Oltre a tutto ciò, per quale ragione Trump persino desidera di imporre tariffe sulle auto europee? Ovviamente, ciò non ha niente a che vedere con la sicurezza nazionale. Cosa riguarda, realmente?

In parte la risposta potrebbe essere che l’autoproclamotosi Uomo delle Tariffe crede ancora che il protezionismo rianimerà il settore manifatturiero americano, anche se le prove dicono che la sua guerra commerciale ha avuto l’effeto opposto.

Inoltre, sembra che Trump abbia cercato di utilizzare la minaccia delle tariffe sulle automobili come un randello verso le nazioni europee, perché lo seguano nel suo scontro con l’Iran. Tra parentesi, questa è sia una chiara violazione della legge statunitense, che non dà al Presidente la discrezione di imporre tariffe per ragioni non connesse all’economia, che dei nostri accordi internazionali, che proibiscono prevaricazioni di questo tipo.

E si ricordi che le nazioni che Trump stava cercando di intimidire sono o erano tra i nostri più importanti alleati, parte della coalizione di democrazie che un tempo chiamavamo il Mondo Libero. Di questi tempi i nostri alleati di un tempo non considerano più l’America un partner affidabile, sul commercio come su tutto il resto. Naturalmente, non è probabile che questo disturbi Trump, che preferisce gli autocrati come Vladimir Putin e Mohammed bin Salman.

Cosa dovremmo pensare della saga delle tariffe sulle auto? Per un aspetto essa è parte della storia più generale della guerra commerciale di Trump, che ha alzato i prezzi per i consumatori americani, danneggiato le imprese e gli agricoltori statunitensi e scoraggiato gli investimenti di impresa creando incertezza.

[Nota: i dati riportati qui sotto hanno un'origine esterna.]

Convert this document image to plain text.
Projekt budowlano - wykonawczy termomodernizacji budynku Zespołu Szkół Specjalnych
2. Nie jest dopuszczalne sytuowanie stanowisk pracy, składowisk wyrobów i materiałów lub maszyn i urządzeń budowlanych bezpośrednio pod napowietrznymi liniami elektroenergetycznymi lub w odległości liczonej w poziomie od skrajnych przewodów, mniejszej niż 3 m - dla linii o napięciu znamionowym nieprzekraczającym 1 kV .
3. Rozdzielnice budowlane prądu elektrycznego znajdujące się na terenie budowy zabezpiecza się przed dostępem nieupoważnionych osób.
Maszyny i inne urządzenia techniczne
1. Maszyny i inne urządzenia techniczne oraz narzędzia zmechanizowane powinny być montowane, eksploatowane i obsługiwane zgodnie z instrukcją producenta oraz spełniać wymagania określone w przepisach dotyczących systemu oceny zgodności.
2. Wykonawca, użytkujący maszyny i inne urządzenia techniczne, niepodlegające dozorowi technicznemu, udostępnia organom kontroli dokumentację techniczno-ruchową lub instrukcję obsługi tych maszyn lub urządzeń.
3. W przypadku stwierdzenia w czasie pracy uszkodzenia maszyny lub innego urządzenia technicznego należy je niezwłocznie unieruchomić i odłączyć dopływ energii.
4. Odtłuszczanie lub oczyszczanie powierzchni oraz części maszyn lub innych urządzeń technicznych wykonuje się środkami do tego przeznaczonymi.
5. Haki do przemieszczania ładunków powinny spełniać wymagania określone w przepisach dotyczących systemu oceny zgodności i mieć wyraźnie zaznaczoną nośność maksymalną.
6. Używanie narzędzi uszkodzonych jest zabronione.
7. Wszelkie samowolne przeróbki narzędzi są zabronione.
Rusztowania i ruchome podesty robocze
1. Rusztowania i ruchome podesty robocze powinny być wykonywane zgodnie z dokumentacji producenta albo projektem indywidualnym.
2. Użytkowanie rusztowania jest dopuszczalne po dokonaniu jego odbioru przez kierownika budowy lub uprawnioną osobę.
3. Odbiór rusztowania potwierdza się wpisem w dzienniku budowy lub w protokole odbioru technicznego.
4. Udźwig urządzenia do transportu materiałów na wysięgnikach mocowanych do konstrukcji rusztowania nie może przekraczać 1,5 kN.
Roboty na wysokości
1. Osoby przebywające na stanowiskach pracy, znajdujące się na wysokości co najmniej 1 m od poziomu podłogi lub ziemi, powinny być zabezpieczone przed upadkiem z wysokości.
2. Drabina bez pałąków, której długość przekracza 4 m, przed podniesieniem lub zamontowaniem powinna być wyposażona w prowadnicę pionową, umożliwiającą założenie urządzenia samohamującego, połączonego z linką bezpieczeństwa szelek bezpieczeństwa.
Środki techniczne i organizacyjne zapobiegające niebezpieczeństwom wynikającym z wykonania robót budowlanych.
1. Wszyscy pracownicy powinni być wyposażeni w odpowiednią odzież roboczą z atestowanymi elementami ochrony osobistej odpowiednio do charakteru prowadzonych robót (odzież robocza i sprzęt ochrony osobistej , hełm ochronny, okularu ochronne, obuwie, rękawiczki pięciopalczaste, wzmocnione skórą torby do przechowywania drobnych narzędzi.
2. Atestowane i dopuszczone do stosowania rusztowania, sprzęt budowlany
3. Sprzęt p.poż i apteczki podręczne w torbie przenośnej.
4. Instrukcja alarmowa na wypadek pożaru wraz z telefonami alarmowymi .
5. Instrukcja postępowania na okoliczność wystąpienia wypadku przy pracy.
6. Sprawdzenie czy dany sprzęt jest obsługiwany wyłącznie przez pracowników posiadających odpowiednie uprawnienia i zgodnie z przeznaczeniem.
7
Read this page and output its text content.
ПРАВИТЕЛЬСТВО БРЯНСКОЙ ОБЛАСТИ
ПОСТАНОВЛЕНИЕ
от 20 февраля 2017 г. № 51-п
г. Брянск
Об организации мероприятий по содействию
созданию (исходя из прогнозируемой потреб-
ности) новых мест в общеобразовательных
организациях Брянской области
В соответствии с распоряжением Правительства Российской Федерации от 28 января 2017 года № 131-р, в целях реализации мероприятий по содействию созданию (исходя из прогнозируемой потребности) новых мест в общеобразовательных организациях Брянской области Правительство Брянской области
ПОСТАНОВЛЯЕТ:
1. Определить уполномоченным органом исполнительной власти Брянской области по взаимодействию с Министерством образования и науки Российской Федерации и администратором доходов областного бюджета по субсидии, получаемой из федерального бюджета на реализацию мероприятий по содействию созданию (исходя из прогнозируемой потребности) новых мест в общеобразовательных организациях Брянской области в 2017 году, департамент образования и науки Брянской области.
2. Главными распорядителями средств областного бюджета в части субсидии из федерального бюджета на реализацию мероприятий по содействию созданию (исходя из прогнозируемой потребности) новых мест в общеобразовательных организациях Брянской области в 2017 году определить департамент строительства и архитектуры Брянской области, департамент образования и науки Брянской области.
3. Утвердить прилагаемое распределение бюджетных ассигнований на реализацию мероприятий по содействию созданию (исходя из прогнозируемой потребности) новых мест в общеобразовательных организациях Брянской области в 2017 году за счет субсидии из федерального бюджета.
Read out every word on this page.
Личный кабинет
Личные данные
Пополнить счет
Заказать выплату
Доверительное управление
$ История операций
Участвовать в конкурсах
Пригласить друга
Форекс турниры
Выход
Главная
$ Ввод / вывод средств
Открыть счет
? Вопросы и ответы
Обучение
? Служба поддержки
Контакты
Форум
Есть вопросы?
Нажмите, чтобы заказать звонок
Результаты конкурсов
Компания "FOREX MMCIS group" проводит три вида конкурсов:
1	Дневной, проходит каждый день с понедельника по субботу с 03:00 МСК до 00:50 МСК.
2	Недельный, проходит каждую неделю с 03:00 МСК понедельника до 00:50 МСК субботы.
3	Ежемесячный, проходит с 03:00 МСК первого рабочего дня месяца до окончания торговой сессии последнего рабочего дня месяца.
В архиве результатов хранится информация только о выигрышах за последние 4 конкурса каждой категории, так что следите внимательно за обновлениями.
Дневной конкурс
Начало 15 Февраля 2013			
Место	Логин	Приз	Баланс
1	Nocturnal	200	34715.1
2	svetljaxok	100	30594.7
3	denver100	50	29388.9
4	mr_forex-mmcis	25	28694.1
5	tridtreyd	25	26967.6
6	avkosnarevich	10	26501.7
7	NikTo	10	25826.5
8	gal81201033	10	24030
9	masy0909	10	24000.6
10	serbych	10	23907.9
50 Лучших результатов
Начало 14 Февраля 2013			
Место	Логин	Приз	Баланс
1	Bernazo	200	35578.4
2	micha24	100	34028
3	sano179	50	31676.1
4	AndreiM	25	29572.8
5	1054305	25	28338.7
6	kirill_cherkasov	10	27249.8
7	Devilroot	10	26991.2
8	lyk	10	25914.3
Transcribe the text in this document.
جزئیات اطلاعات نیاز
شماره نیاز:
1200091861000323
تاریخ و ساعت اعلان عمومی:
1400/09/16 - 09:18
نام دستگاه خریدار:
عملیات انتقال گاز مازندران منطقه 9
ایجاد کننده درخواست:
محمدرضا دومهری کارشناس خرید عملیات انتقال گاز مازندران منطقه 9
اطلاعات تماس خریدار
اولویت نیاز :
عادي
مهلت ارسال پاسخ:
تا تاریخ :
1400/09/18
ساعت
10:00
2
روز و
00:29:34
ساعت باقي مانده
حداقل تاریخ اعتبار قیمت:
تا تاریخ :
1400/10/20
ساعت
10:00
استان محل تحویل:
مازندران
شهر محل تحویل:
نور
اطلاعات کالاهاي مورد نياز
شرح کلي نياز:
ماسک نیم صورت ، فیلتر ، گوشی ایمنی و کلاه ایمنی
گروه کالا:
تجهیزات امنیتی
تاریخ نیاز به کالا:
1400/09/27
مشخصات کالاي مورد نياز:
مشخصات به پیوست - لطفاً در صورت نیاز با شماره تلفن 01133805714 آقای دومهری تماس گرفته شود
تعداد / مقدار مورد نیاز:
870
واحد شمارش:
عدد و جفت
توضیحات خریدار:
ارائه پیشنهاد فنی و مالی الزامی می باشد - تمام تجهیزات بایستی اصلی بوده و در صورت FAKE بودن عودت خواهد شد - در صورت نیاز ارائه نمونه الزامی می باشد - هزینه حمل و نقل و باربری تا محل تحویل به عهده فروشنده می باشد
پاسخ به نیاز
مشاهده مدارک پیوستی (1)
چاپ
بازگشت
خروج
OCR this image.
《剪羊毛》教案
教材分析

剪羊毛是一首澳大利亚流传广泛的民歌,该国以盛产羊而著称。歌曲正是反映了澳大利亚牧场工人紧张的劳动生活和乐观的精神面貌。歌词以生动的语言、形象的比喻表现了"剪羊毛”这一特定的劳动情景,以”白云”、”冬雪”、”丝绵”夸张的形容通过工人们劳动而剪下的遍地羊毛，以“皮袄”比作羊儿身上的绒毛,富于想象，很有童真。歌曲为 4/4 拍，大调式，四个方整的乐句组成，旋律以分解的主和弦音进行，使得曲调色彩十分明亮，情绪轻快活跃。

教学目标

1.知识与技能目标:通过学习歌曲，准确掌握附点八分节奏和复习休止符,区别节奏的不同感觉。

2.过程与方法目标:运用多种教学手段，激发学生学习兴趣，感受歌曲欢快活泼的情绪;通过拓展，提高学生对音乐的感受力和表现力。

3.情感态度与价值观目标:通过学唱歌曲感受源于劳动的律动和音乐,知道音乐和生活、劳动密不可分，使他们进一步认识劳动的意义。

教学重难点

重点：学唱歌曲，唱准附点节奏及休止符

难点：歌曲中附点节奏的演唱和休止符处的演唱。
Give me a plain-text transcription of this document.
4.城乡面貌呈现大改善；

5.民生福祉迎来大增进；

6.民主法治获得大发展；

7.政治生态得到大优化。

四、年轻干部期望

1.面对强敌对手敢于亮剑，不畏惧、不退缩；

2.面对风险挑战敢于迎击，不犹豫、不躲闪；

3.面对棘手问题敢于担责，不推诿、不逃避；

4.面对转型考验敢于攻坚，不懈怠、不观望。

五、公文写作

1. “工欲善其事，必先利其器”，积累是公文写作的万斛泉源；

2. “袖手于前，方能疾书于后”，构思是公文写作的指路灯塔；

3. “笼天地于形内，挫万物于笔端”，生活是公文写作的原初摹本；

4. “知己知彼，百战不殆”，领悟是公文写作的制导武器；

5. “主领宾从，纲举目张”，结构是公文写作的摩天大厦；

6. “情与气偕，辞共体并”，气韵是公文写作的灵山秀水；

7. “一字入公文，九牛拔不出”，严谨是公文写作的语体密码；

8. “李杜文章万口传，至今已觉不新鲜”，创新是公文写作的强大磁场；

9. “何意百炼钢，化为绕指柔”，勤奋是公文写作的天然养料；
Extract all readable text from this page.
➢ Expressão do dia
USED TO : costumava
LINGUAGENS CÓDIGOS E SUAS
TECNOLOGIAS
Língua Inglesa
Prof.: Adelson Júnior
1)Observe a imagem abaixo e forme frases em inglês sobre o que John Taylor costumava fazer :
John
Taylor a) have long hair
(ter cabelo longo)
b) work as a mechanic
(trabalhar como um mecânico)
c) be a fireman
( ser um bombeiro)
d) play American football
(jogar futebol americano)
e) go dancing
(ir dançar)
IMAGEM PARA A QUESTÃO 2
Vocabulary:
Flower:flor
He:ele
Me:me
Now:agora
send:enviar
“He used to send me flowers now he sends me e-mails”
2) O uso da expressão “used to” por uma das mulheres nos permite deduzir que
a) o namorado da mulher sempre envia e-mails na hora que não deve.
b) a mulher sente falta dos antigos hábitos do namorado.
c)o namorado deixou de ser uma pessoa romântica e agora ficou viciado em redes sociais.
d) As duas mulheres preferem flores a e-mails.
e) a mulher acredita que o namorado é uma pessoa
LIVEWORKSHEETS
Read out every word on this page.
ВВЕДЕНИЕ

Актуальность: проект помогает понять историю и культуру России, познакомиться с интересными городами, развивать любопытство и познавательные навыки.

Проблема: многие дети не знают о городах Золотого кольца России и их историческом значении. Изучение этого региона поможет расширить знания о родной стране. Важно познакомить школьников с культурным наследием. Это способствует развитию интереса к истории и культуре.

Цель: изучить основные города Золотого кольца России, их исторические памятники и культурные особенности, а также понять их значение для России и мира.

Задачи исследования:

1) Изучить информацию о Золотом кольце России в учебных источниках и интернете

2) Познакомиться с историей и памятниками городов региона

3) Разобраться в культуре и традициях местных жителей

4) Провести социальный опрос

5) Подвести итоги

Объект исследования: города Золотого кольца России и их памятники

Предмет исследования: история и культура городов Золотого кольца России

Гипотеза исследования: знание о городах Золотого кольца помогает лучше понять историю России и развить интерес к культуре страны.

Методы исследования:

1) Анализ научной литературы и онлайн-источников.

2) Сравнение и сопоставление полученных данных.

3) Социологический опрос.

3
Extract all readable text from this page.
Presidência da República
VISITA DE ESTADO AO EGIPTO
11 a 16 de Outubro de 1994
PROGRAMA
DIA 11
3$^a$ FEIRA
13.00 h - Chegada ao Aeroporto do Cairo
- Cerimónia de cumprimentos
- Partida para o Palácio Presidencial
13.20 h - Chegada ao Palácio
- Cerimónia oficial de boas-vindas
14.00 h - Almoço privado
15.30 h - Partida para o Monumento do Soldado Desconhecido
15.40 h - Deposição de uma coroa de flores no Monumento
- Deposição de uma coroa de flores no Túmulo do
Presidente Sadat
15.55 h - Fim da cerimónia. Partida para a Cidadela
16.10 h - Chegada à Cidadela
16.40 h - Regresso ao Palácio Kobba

Ma queste considerazioni economiche, a mio avviso, sono meno importanti degli aspetti politici. Il comportamento di Trump a proposito delle tariffe sulle auto, come uno che se ne infischia di tutte le conseguenze, fa parte di uno schema più generale di abuso del potere e di disprezzo per lo stato di diritto. Su ogni fronte, Trump tratta la politica americana come uno strumento che può adoperare a piacimento, nei suoi stessi interessi, senza cercare l’approvazione del Congresso e senza neppure informarlo di quello che sta facendo e delle ragioni per le quali lo fa.

Fondamentalmente, l’uomo alla Casa Bianca opera secondo il principio per il quale “l’etat c’est Trump”. È un principio che nessuno che crede negli ideali americani dovrebbe accettare.

 

 

 

 

 

 

[1] Gail Collins è una giornalista del New York Times, ed ha fatto quel sondaggio tra i suoi lettori.